C'erano già tutti: Giulia, Francesco, Luca, Gabriel e il cugino di Andrea, Antonio, con la sua ragazza, Chiara; purtroppo loro erano più piccoli di noi di qualche anno, perciò si sarebbero sentiti forse a disagio, ma avevano un'aria amichevole.
-E anche questa volta sei arrivata venti minuti dopo! - esclamò Francesco sorridente, rivolto a me.
-Guarda che oggi è stata colpa di Martina che doveva decidere quale pigiama prendere. -sorrisi.
Mi andai a sedere accanto a Gabriel e lui mi pizzicò una guancia, salutandomi. Gli sorrisi sinceramente e mi guardai intorno. Era pomeriggio, esattamente l'ora della merende, per cui sul tavolo erano sparsi vassoi di biscotti, pasticcini e altre cose che sicuramente aveva preparato la madre di Andrea, un'ottima cuoca.
Repressi l'istinto di guardare di fronte a me, dove era seduto Luca e mi fiondai sui biscotti al miele; ne divorai almeno cinque, prima di passare alle pizzette.
Si, si, so che si dovrebbe mangiare prima il salato e poi il dolce, ma io non seguo un filo logico, alle volte. E poi mi lamento perché non mi vedo bene allo specchio...
Andrea passò con del tè freddo fatto in casa e poi con un'altra caraffa di quello caldo, di cui io presi un bicchiere. Amavo il tè, come avevo già potuto dimostrare.
Ridemmo e scherzammo come a tutte le comuni feste -anche se quella era più che altro un compleanno intimo tra pochi amici - e ci divertimmo talmente tanto che, arrivati ad un punto non ricordo per quale stronzata detta, finimmo per non riuscire quasi più a respirare dal ridere, tutti.
Cercai di ignorare Luca per tutto il tempo, e devo dire che ci riuscii straordinariamente. Forse l'infatuazione stava per finire. Dovevamo solo stare lontani.
Il cugino di Andrea si era dimostrato divertentissimo, infatti non aveva mai smesso di raccontarci barzellette o fare battute ironiche pertinenti e non troppo invadenti.
Ridemmo tutti per l'ultima barzelletta che aveva detto e Andrea fece un altro giro di bevande, questa volta con il succo di pompelmo.
Mi maledissi mentalmente per non essere riuscita a fermare le mie corde vocali quando Andrea stava per versare del succo di frutta nel bicchiere di Luca.
-No, a lui non piace. - esordii, continuando a ridere, ma quando Andrea mi guardò confuso e Luca alzò di scatto lo sguardo verso di me, divenendo serio, smisi di ridere anch'io.
-Oh. - annuì piano, Andrea, con ancora la caraffa sospesa vicino al bicchiere. Ma insomma, in tanti anni di amicizia non sapeva che non gli piaceva il succo?

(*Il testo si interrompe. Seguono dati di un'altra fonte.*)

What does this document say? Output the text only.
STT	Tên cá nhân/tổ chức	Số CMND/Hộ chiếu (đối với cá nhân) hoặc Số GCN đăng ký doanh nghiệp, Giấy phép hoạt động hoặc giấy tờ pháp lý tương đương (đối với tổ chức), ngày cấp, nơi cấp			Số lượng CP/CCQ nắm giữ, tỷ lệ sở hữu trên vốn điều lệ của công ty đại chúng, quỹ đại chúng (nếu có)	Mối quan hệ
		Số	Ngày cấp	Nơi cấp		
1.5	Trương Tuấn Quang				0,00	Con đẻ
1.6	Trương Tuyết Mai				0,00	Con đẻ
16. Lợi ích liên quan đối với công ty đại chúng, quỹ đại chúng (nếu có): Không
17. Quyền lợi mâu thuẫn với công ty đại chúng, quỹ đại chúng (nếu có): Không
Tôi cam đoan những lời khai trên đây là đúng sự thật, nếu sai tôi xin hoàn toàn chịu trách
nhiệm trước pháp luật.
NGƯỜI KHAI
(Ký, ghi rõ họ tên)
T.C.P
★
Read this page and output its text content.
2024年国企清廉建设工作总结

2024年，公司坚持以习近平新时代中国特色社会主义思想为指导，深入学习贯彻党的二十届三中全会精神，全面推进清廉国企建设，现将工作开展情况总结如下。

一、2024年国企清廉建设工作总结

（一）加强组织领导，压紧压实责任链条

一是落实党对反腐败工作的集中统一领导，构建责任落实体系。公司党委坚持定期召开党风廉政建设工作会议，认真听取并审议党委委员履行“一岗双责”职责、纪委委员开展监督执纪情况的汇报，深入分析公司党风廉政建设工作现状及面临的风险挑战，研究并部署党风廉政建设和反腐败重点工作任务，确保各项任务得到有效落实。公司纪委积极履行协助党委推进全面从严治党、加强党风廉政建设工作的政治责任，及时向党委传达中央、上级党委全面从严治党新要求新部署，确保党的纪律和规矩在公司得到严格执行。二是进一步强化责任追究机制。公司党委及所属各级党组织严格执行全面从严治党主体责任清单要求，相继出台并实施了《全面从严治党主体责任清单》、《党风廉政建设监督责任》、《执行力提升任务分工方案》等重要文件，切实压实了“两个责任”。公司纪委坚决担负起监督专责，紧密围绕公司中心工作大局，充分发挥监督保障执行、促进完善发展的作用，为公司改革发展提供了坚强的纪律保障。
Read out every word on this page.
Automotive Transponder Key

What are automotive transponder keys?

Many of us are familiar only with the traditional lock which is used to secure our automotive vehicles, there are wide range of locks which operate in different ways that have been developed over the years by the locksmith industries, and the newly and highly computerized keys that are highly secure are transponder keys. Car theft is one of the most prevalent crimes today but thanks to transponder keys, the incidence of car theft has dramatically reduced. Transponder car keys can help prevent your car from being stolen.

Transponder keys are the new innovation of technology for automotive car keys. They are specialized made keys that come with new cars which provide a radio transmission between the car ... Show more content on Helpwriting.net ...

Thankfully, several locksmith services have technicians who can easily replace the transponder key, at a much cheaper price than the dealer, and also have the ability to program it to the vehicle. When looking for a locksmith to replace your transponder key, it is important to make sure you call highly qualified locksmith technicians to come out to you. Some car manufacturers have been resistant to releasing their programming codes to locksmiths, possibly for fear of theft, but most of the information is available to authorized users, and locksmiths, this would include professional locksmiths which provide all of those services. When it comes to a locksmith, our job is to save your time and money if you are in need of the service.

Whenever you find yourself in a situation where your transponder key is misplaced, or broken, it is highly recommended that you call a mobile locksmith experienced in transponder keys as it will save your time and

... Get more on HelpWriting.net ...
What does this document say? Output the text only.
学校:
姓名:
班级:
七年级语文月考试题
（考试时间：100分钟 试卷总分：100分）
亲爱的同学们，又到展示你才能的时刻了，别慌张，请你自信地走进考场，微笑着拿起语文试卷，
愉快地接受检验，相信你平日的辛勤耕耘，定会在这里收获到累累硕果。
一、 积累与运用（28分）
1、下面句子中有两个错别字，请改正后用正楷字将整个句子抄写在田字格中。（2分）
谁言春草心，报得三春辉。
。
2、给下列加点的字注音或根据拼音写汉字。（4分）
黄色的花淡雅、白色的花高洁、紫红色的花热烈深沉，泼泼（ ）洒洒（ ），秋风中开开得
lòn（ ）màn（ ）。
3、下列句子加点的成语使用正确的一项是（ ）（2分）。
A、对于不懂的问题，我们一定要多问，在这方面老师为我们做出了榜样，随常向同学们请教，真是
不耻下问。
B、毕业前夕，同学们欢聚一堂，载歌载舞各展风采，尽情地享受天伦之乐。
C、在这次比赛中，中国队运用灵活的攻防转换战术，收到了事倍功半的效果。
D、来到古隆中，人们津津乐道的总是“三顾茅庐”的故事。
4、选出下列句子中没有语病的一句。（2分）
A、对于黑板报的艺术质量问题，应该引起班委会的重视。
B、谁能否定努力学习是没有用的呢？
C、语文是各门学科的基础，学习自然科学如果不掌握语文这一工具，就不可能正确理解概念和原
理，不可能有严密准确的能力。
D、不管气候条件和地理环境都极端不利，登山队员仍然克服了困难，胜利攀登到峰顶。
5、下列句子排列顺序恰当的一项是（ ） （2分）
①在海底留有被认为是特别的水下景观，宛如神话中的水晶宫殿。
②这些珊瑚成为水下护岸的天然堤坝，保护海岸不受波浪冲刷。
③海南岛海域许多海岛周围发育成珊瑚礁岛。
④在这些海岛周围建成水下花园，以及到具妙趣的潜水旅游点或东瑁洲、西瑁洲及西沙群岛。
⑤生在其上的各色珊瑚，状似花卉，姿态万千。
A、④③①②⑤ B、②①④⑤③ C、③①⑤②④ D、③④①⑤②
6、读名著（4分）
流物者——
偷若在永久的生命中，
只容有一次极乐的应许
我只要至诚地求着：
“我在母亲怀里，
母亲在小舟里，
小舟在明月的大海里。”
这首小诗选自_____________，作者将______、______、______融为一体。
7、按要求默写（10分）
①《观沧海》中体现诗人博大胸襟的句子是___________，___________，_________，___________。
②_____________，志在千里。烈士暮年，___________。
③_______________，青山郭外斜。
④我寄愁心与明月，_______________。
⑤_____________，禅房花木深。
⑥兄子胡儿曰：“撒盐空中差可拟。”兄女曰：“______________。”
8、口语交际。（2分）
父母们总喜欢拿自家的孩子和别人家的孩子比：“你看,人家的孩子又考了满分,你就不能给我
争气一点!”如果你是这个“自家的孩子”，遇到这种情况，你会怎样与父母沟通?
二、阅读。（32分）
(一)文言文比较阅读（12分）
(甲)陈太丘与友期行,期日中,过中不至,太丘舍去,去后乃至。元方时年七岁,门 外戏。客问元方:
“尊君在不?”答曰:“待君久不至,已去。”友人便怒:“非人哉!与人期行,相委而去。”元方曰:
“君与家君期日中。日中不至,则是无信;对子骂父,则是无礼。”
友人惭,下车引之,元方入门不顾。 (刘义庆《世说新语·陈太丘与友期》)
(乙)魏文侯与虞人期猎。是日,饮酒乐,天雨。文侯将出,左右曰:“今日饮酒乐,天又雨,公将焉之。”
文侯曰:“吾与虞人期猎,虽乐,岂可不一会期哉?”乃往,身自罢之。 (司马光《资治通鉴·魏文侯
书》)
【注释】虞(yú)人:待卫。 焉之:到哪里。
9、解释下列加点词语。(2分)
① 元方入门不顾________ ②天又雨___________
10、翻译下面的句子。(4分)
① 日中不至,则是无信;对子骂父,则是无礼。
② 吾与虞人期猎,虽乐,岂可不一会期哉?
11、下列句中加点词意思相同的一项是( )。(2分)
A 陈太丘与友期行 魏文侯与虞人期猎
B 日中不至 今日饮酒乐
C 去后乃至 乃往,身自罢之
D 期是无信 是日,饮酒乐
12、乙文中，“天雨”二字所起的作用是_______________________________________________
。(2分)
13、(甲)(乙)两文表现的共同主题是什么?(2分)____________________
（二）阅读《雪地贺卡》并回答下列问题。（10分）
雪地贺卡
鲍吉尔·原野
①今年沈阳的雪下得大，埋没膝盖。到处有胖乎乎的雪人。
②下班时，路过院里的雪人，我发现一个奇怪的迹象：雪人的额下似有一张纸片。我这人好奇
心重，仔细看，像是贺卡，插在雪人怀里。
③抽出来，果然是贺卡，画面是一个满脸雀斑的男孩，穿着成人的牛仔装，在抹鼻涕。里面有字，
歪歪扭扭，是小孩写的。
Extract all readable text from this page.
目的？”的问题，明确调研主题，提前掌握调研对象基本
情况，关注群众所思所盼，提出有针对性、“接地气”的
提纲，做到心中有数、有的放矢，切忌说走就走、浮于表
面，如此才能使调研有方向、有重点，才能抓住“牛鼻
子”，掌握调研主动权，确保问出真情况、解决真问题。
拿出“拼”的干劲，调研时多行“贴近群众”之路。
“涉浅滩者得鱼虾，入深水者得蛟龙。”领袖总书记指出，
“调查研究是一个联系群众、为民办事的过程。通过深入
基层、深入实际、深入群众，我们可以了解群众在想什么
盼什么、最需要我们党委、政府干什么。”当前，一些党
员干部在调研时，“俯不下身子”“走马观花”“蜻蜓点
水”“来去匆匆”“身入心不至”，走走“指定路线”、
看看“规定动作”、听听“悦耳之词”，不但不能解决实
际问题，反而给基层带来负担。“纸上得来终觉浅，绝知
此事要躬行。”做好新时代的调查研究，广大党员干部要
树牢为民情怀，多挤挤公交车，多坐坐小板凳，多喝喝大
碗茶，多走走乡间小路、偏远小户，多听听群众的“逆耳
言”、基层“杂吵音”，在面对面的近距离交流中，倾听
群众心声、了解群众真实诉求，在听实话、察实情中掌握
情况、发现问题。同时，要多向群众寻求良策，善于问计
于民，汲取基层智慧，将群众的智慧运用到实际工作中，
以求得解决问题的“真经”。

-No, è che... cioè, me l'ha detto... una volta... tempo fa... così... - balbettai e sperai che Antonio stesse raccontando un'altra barzelletta, perché non capivo cosa stava succedendo attorno a me: ero troppo concentrata e contenere il rossore e a trovare una scusa più plausibile del "me l'ha detto una volta".
Luca continuava a fissarmi e, anche se piccolissimo, minuscolo, macrometrico, riuscii a scorgere un sorriso sulla sua bocca. Era contento che lo ricordassi? Non è un dettaglio del tipo "mi ricordo il colore dei tuoi boxer della seconda volta in cui abbiamo fatto sesso"- erano blu scuro, comunque.
-Beh, non lo sapevo... allora cosa vuoi, Luca? - Andrea era ancora confuso, ma forse aveva visto il mio imbarazzo e decise di lasciar perdere.
-Mi va bene ancora il tè, grazie. - sorrise, ma di un sorriso strano.
Quando mi guardai attorno mi rassicurai del fatto che tutti erano presi da una nuova barzelletta di Antonio, così ebbi il tempo di rivolgere un'occhiata a Luca, che stava aspettando che lo guardassi.
Scosse la testa e poi mimò "ma sei pazza?"
"scusa, non ci ho pensato", mimai anch'io. Non era poi una cosa da tanto: poteva avermelo detto anche quando eravamo a scuola, in una conversazione normalissima!
"A momenti ci scoprivano", disse ancora solo con le labbra.
E quasi mi persi nel guardarle muoversi. Come quando mi baciava...
Basta.
Mi infastidii e non poco. "Stai calmo!"
Lui sbuffò e non rispose, tornando a guardare tutti all'infuori di me.
   Ascoltai la barzelletta successiva, perché ormai quella l'avevo persa, e mi costrinsi a non mangiare più, perché alle otto e mezza avremmo mangiato la pizza.